I’ve been married for 18 years and have two children, however my marriage has been difficult for a few years now.
It’s got to the point at home where my husband and I hardly speak to each other, at least not about anything other than arrangements for the kids or household and financial stuff – we just co-exist in the same house.
My husband doesn’t seem to have any empathy whatsoever, even though I’ve had a really tough couple of years. My mother passed away and my best friend who I’ve known since school moved abroad. I was also made redundant.
My kids are at an age where they’re more independent – my daughter is 16 and my son 14 – so they need me less and I suppose I can’t distract myself as much as I used to with school stuff.
I feel quite lonely and cut off, and while in the past I’d be able to pop in to see my best friend or call my mum, that’s not possible any more. I feel like I have no one to confide in.
I want to sort my life out but I don’t know where to start.
I think there’s a lot going on here, so don’t feel you have to sort out everything overnight – don’t put that pressure on yourself.
It’s enough to take baby steps, which will help you gain confidence and feel more positive about making more changes. Just because you’re married with kids and have lots of people around you, doesn’t mean you can’t feel lonely.

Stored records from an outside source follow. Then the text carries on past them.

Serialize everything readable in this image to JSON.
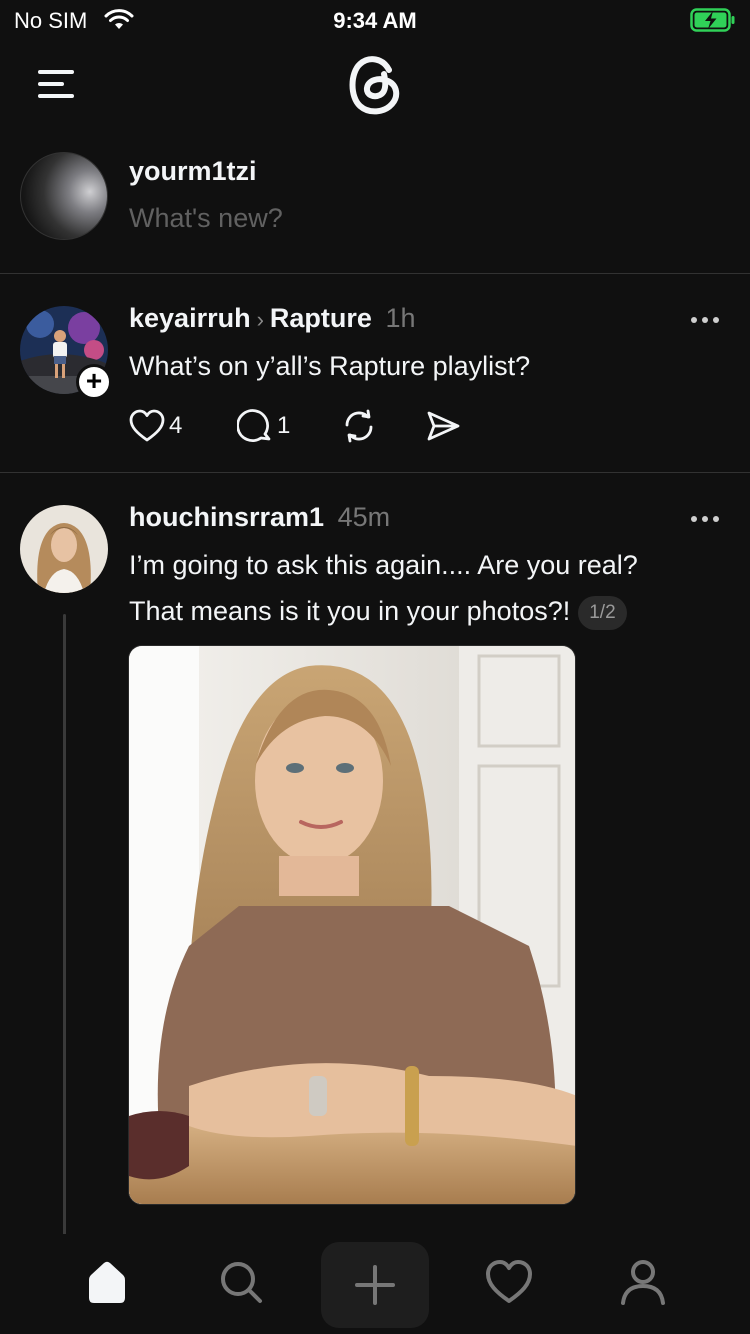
{
  "status_bar": {
    "carrier": "No SIM",
    "time": "9:34 AM",
    "battery_color": "#30d158"
  },
  "app": {
    "logo": "threads-logo-icon"
  },
  "composer": {
    "username": "yourm1tzi",
    "placeholder": "What's new?"
  },
  "posts": [
    {
      "username": "keyairruh",
      "community": "Rapture",
      "time": "1h",
      "text": "What’s on y’all’s Rapture playlist?",
      "likes": "4",
      "replies": "1"
    },
    {
      "username": "houchinsrram1",
      "time": "45m",
      "text_line1": "I’m going to ask this again.... Are you real?",
      "text_line2": "That means is it you in your photos?!",
      "pager": "1/2"
    }
  ],
  "colors": {
    "background": "#101010",
    "text": "#f3f5f7",
    "muted": "#777777",
    "divider": "#323232"
  },
  "nav": [
    "home-icon",
    "search-icon",
    "create-icon",
    "activity-heart-icon",
    "profile-icon"
  ]
}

I’ve said this many times – an unhappy marriage can feel like the loneliest place to be. I think you do need to confront the problems in your relationship with your husband.

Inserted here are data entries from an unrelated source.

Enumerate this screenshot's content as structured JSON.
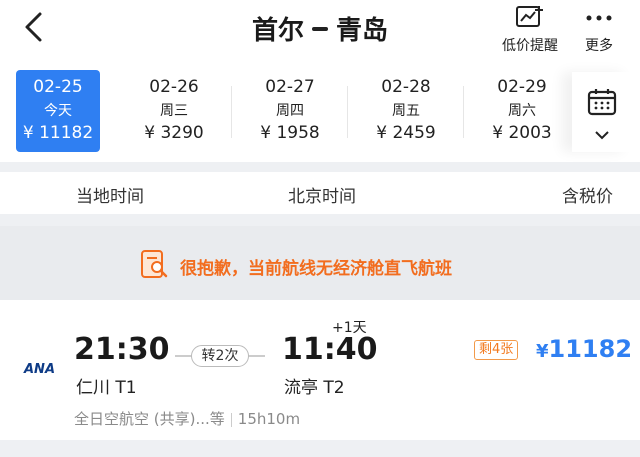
{
  "header": {
    "origin": "首尔",
    "destination": "青岛",
    "price_alert_label": "低价提醒",
    "more_label": "更多"
  },
  "dates": [
    {
      "date": "02-25",
      "weekday": "今天",
      "price": "¥ 11182",
      "selected": true
    },
    {
      "date": "02-26",
      "weekday": "周三",
      "price": "¥ 3290"
    },
    {
      "date": "02-27",
      "weekday": "周四",
      "price": "¥ 1958"
    },
    {
      "date": "02-28",
      "weekday": "周五",
      "price": "¥ 2459"
    },
    {
      "date": "02-29",
      "weekday": "周六",
      "price": "¥ 2003"
    }
  ],
  "column_headers": {
    "local_time": "当地时间",
    "beijing_time": "北京时间",
    "tax_included": "含税价"
  },
  "notice": "很抱歉，当前航线无经济舱直飞航班",
  "flight": {
    "airline_logo": "ANA",
    "dep_time": "21:30",
    "dep_airport": "仁川 T1",
    "transfer": "转2次",
    "arr_time": "11:40",
    "plus_day": "+1天",
    "arr_airport": "流亭 T2",
    "seats_left": "剩4张",
    "currency": "¥",
    "price": "11182",
    "airline_name": "全日空航空 (共享)...等",
    "duration": "15h10m"
  },
  "colors": {
    "accent": "#2f7ff2",
    "warning": "#f26d1f"
  }
}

Do you want to stay in the marriage and try to rescue it, or do you want to leave? But coasting along feeling this unhappy isn’t going to change a thing.
You’ve stopped communicating with your husband, so start by telling him how you feel and open a dialogue about how you can move forward.
Maybe relationship therapy could help you decide what you want to do.
However, if he won’t agree to counselling with you, then go on your own.
Bereavement, job loss and not having your closest friend around are big things to deal with, and they’ve all happened in a short space of time.
It sounds as if you need to do more for yourself, so why not make a start by branching outside of your home life.
It could be anything at all – social groups, volunteering, a course, but something that gives you a boost and puts you in touch with new people.
If you set the wheels in motion, change will happen.